Let us convert CreationDate to a datetime type

In [None]:
posts['CreationDate'] = pd.to_datetime(posts['CreationDate'])

<div id="completeness"></div>
## Visualizing Completeness
*[Table of Contents](#contents)*

I'd like to know how complete our data is, so let's look at which fields have null values for the answers and questions using [missingno](https://github.com/ResidentMario/missingno).

In [None]:
msno.matrix(posts)

Is there any correlation between variables as to when they are blank?

Missingno has a lot of ways of visualizing data completeness.
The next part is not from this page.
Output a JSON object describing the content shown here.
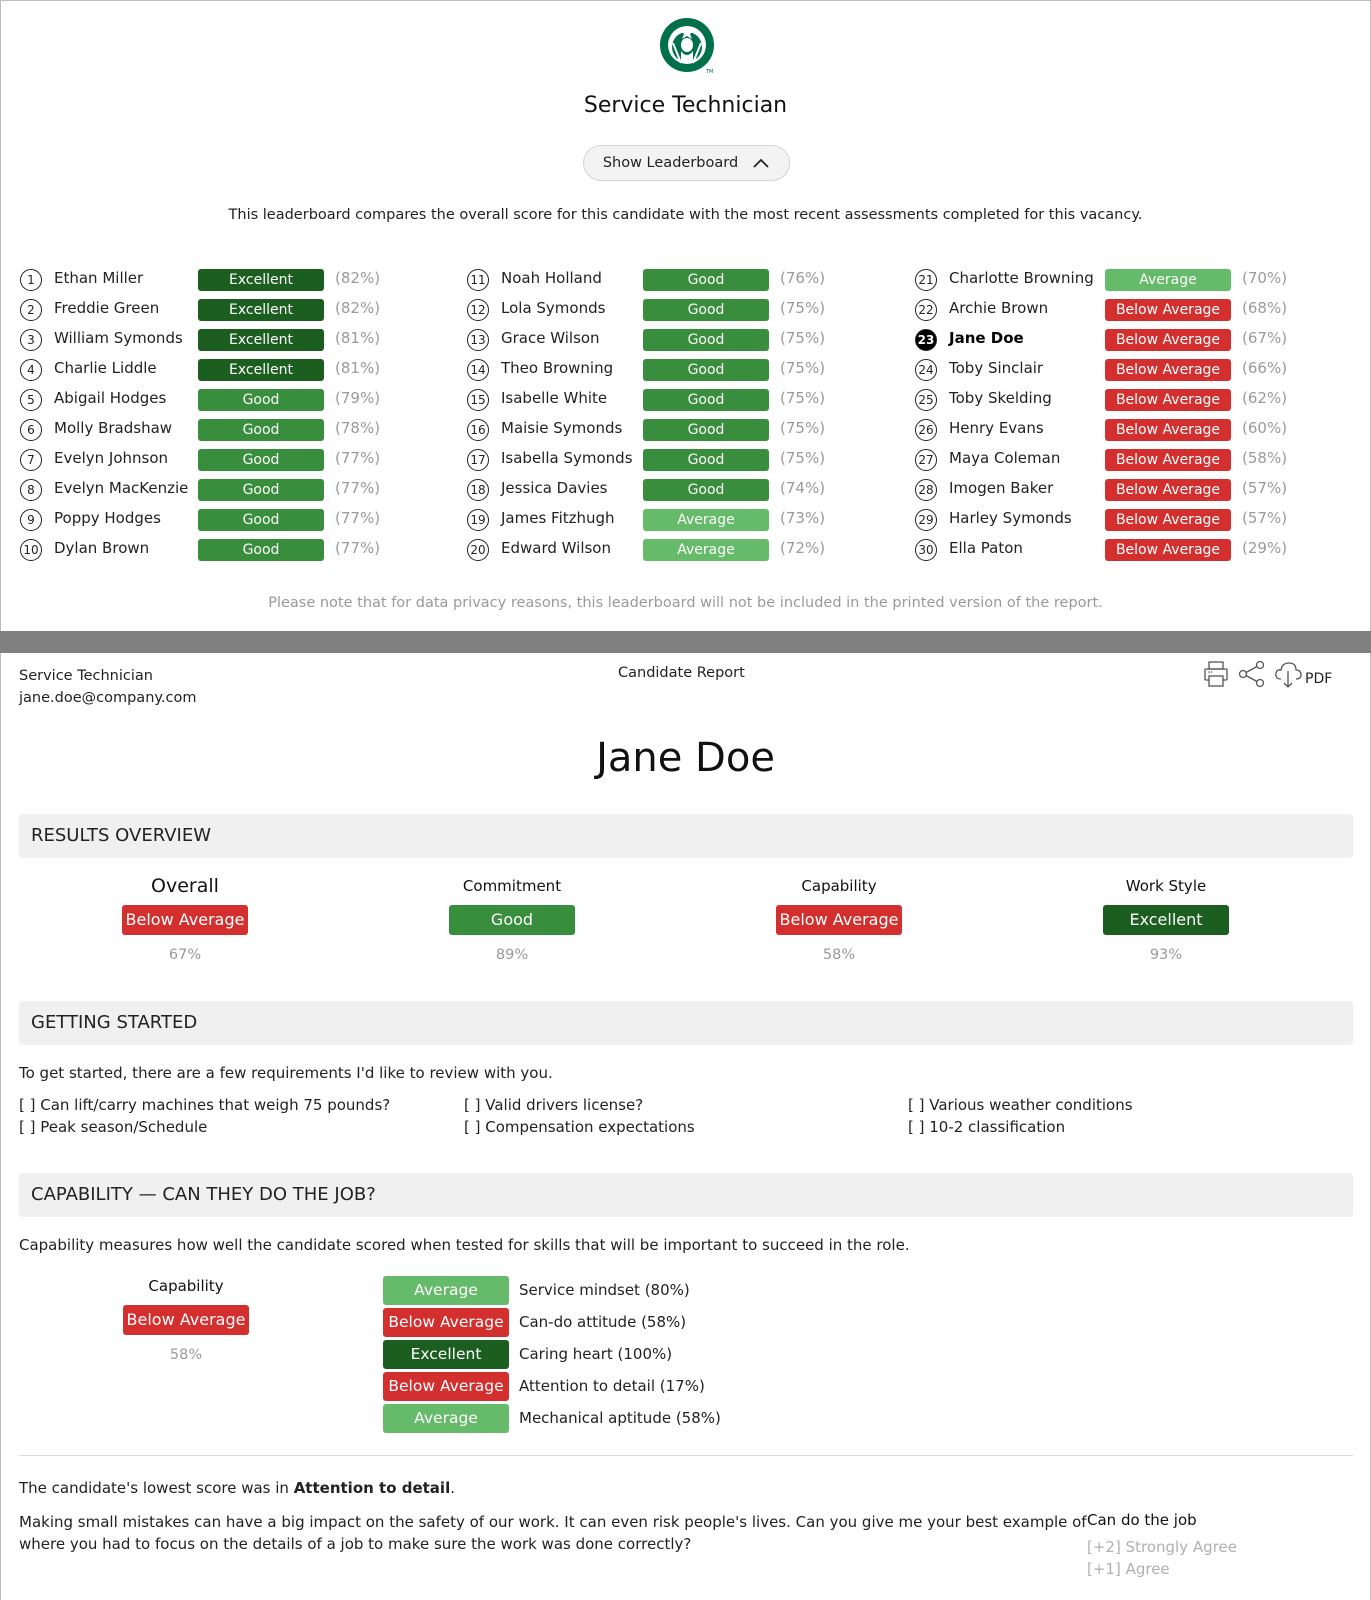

One of them is to see the correlation in missing-ness between fields.

In [None]:
msno.heatmap(posts)

We can see that posts with a title or tags never have a question id. I wonder if these groups make up different types of posts. Let's investigate which post types we have.

In [None]:
post_type_counts = posts['PostType'].value_counts()
post_type_counts.plot(kind='bar', color='DarkBlue')
plt.show()

Is there a way to make this chart interactive?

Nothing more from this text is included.